The Holy Father reflected on the Gospel of Matthew which recalls the two blind men who followed him calling out, “Son of David, have pity on us.” Jesus himself, he said, “taught us how to pray like the annoying friend who begs for food a midnight.”
“Maybe this sounds strange, the Pope said, but praying is a bit like annoying God so that he listens to us. But, the Lord says: like the friend at midnight, or the widow before the judge… And this was also done by those lepers who approached him: “If you want to, you can heal us!’”
“They did it with a certain confidence. This is how Jesus teaches us how to pray. When we pray, we think sometimes: ‘ But, yes, I say this need, I tell the Lord one, two, three times, but not with much strength. Then I tire of asking Him and I forget to ask him.’ These cried to Him and they did not tire of crying.
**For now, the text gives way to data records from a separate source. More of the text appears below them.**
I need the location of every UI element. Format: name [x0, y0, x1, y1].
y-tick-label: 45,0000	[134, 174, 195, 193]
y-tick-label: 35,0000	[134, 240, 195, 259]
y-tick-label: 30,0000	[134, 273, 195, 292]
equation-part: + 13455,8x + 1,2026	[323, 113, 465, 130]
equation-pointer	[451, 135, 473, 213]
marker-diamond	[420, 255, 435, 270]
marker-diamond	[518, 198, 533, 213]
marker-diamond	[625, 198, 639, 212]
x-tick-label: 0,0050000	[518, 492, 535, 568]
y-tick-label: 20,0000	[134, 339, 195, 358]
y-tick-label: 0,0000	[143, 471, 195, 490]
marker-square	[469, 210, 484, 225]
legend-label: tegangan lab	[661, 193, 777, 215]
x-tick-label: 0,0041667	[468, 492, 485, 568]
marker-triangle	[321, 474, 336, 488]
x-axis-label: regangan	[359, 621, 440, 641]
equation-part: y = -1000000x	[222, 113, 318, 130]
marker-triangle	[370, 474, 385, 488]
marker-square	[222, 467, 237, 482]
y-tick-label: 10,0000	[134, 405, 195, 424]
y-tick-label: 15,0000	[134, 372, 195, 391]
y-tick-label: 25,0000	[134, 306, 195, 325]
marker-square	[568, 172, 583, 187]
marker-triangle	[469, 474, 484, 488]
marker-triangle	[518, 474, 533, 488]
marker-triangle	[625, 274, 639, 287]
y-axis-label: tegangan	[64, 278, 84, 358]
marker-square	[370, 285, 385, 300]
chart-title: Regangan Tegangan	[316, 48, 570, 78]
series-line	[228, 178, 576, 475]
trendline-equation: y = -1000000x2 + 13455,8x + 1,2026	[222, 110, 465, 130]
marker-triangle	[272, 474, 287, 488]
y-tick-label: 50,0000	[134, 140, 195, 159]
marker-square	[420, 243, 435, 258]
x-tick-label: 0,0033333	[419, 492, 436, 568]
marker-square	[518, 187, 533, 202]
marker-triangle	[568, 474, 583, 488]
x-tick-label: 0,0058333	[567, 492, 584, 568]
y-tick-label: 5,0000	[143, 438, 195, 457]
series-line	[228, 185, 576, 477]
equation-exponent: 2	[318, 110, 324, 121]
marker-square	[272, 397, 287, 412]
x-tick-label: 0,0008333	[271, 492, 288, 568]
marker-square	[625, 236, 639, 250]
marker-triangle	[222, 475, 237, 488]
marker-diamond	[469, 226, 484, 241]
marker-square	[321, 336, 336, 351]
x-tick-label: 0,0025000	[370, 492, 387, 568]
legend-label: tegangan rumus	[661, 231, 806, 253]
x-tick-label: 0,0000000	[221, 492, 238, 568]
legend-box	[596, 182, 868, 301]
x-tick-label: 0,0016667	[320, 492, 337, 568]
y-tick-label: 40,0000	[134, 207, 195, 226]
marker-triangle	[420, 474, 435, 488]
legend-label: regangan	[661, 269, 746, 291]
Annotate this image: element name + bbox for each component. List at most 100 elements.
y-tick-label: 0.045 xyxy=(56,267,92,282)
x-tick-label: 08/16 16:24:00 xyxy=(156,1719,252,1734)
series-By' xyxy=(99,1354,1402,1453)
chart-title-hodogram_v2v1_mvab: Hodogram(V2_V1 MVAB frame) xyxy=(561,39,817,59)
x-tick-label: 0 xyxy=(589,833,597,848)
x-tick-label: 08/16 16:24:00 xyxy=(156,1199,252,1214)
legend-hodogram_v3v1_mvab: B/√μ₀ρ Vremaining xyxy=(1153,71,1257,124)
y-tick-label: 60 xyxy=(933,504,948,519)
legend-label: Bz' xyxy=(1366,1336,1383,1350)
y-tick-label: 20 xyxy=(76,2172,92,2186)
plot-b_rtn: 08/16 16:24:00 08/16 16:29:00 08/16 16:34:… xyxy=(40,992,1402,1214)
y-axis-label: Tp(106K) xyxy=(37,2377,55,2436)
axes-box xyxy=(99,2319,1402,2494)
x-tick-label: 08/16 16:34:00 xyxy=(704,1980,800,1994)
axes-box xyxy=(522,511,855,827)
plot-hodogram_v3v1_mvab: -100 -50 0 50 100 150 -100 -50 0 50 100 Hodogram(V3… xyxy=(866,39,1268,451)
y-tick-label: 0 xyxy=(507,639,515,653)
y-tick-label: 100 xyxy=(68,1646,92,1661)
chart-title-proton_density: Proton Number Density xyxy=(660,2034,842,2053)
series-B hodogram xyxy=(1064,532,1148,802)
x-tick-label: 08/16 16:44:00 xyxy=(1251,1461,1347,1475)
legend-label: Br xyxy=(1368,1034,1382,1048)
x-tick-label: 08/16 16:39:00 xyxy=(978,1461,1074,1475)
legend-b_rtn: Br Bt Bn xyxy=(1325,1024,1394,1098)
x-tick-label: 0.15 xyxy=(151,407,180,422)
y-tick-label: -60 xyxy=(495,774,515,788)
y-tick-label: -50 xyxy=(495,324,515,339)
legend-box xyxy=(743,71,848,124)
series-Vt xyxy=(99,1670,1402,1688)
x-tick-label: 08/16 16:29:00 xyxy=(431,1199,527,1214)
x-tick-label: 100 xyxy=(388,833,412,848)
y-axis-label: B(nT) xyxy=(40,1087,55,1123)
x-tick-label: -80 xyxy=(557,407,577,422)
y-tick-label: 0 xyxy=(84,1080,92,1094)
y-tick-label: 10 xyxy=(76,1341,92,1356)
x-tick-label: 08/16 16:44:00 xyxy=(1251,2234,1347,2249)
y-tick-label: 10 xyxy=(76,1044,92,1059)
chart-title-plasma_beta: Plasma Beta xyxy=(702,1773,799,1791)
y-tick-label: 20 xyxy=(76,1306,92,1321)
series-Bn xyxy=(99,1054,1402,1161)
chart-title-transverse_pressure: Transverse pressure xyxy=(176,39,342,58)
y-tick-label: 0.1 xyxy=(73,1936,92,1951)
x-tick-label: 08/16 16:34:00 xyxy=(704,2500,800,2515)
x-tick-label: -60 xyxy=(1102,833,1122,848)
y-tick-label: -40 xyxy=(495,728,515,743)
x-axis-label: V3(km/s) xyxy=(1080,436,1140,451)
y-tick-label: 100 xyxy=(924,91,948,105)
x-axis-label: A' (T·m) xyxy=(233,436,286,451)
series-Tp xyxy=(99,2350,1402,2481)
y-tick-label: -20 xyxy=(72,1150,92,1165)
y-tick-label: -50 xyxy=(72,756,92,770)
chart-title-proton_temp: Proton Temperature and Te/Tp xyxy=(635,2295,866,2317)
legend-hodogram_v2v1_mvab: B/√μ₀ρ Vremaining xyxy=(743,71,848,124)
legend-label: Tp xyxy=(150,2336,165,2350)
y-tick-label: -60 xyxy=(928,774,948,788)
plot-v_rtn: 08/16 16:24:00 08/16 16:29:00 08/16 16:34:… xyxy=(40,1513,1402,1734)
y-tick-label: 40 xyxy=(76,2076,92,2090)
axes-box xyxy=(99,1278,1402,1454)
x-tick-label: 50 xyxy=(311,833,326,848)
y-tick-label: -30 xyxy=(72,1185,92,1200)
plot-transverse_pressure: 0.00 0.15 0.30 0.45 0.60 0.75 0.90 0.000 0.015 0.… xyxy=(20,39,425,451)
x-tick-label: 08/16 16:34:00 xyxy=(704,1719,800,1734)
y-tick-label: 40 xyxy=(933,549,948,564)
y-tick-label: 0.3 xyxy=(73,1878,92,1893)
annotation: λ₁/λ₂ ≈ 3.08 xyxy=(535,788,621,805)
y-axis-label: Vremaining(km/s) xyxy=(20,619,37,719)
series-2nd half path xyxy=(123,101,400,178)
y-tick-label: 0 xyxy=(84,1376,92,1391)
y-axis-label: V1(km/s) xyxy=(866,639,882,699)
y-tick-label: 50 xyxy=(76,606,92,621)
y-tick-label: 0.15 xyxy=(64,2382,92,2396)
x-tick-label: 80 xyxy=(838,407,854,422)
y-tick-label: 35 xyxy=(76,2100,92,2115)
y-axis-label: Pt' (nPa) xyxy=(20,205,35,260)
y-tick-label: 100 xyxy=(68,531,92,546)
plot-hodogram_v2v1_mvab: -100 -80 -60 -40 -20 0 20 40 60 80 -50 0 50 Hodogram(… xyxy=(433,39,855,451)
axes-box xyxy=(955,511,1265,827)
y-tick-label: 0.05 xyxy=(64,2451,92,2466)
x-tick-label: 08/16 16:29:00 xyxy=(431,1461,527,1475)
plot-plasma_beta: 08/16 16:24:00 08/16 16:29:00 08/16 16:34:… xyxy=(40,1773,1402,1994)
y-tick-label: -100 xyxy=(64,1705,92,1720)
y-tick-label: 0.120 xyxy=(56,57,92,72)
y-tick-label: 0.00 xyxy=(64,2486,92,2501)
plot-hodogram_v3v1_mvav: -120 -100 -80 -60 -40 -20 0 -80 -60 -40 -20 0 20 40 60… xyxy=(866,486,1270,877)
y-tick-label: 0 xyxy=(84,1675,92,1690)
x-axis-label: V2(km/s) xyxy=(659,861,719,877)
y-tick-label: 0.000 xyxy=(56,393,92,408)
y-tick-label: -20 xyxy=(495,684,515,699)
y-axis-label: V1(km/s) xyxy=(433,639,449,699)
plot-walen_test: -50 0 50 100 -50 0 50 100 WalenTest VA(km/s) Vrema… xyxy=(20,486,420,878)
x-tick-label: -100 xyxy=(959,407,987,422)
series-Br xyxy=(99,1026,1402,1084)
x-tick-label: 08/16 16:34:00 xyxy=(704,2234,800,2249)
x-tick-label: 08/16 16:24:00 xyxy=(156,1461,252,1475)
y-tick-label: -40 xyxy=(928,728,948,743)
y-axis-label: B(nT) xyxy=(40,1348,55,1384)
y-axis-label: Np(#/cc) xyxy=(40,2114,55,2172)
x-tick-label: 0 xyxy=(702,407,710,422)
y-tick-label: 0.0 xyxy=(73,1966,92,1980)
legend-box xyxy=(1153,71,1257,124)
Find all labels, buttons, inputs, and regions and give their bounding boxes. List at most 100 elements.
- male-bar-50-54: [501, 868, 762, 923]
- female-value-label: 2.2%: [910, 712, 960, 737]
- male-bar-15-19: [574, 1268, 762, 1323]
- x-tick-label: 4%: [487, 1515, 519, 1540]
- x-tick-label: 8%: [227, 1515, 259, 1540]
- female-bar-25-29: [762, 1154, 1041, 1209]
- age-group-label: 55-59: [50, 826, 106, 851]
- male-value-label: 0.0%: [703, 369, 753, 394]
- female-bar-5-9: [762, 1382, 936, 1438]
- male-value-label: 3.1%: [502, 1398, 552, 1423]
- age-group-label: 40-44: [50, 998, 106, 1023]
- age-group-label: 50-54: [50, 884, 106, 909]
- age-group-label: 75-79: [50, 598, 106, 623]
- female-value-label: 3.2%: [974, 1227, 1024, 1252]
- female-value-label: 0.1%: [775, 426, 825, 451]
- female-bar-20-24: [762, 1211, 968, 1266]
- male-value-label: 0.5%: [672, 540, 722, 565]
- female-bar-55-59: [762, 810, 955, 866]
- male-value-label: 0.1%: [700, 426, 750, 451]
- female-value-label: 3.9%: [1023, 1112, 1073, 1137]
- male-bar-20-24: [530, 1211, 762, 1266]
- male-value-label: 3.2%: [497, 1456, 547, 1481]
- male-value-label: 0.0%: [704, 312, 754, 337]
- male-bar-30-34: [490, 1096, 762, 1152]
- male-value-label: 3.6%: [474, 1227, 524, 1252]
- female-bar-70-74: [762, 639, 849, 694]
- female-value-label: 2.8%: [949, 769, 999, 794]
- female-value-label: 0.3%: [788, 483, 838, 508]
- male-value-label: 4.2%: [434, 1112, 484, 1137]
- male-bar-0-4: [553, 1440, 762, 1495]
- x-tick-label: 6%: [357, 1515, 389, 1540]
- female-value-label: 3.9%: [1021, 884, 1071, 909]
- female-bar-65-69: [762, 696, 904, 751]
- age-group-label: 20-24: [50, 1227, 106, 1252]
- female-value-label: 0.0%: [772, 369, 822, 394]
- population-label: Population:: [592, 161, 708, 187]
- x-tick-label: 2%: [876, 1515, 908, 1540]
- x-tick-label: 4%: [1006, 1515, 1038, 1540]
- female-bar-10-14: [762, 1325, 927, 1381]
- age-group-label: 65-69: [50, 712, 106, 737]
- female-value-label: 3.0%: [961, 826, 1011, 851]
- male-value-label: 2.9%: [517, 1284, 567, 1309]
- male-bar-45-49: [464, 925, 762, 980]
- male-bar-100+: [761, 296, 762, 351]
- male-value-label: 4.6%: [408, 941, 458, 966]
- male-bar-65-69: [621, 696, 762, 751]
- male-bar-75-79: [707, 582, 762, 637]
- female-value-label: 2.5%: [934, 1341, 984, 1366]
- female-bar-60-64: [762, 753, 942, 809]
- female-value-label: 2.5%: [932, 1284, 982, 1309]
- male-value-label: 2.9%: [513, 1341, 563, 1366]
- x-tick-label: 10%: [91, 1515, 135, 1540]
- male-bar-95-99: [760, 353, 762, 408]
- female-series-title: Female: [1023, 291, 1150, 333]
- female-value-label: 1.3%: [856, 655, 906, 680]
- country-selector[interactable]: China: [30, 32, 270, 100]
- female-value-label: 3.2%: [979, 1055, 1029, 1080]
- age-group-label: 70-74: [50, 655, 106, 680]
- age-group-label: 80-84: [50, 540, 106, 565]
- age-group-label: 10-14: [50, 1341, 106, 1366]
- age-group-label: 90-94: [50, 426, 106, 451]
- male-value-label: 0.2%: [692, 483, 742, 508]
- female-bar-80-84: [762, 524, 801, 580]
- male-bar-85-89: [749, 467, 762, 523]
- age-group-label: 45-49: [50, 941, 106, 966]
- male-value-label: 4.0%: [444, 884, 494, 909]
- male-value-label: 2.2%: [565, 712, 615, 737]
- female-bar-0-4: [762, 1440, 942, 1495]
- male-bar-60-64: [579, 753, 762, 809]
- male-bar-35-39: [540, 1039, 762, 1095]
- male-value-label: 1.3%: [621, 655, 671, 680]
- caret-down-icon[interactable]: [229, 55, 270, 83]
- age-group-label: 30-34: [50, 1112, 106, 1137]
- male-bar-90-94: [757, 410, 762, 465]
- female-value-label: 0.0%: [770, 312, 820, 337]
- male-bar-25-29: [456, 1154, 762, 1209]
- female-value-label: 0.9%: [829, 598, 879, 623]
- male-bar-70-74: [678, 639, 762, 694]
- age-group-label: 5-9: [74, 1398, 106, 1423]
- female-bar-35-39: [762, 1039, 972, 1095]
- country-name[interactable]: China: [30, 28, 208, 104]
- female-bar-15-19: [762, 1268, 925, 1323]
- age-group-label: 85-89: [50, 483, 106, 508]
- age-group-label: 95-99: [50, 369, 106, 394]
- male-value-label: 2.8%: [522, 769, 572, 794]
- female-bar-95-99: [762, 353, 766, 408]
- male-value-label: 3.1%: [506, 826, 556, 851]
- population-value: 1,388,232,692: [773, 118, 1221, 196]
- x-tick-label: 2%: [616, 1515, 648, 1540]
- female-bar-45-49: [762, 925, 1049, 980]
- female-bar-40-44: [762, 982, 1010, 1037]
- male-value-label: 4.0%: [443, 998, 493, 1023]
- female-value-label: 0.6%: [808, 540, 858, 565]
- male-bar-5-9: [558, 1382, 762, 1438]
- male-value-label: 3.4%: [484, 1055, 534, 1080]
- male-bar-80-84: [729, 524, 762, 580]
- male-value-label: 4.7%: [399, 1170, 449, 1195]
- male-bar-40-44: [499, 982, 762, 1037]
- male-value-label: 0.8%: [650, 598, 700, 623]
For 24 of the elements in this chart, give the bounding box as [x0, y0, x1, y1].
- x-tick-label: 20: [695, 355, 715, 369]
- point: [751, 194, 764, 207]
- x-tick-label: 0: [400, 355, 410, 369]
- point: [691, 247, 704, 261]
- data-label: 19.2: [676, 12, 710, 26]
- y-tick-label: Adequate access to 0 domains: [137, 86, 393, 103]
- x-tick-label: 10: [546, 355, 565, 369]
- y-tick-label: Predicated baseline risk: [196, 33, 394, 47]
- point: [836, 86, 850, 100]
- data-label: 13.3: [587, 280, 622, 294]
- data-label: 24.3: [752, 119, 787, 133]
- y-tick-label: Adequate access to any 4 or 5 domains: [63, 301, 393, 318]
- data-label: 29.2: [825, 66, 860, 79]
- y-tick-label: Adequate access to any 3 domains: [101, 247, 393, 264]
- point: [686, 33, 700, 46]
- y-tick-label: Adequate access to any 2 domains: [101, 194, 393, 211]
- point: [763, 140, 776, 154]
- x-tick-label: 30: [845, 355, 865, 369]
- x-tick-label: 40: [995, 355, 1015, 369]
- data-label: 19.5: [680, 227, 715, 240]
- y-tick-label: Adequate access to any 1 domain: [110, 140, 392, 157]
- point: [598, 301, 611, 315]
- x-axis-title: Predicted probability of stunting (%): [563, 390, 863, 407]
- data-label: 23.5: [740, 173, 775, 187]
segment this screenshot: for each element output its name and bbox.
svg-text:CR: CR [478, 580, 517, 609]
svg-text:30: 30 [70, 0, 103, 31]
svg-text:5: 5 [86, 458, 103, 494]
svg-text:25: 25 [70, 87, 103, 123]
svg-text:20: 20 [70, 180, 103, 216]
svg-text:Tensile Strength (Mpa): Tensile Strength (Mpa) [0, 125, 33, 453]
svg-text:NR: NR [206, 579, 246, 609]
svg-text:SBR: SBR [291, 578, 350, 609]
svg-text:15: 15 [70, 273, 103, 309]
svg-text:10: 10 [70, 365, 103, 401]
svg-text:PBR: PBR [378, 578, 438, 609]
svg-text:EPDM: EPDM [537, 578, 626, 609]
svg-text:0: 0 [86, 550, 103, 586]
Jesus tells us: ‘Ask’, but he also says: ‘Knock on the door’, and he who knocks on the door makes noise, disturbs, annoys.”
The Holy Father went on to say that although this persistence may seem annoying, it is also a sign of unwavering trust, just as the blind men. These two attitudes are vital in prayer, he stressed: to be needy and to be certain.
Concluding his homily, Pope Francis called on the faithful to reflect on their own prayers and if they have these two attitudes. “Needy, because we tell ourselves the truth, and certain, so that we believe that the Lord can do that which we ask,” he said.
These sound like good and encouraging thoughts for Advent.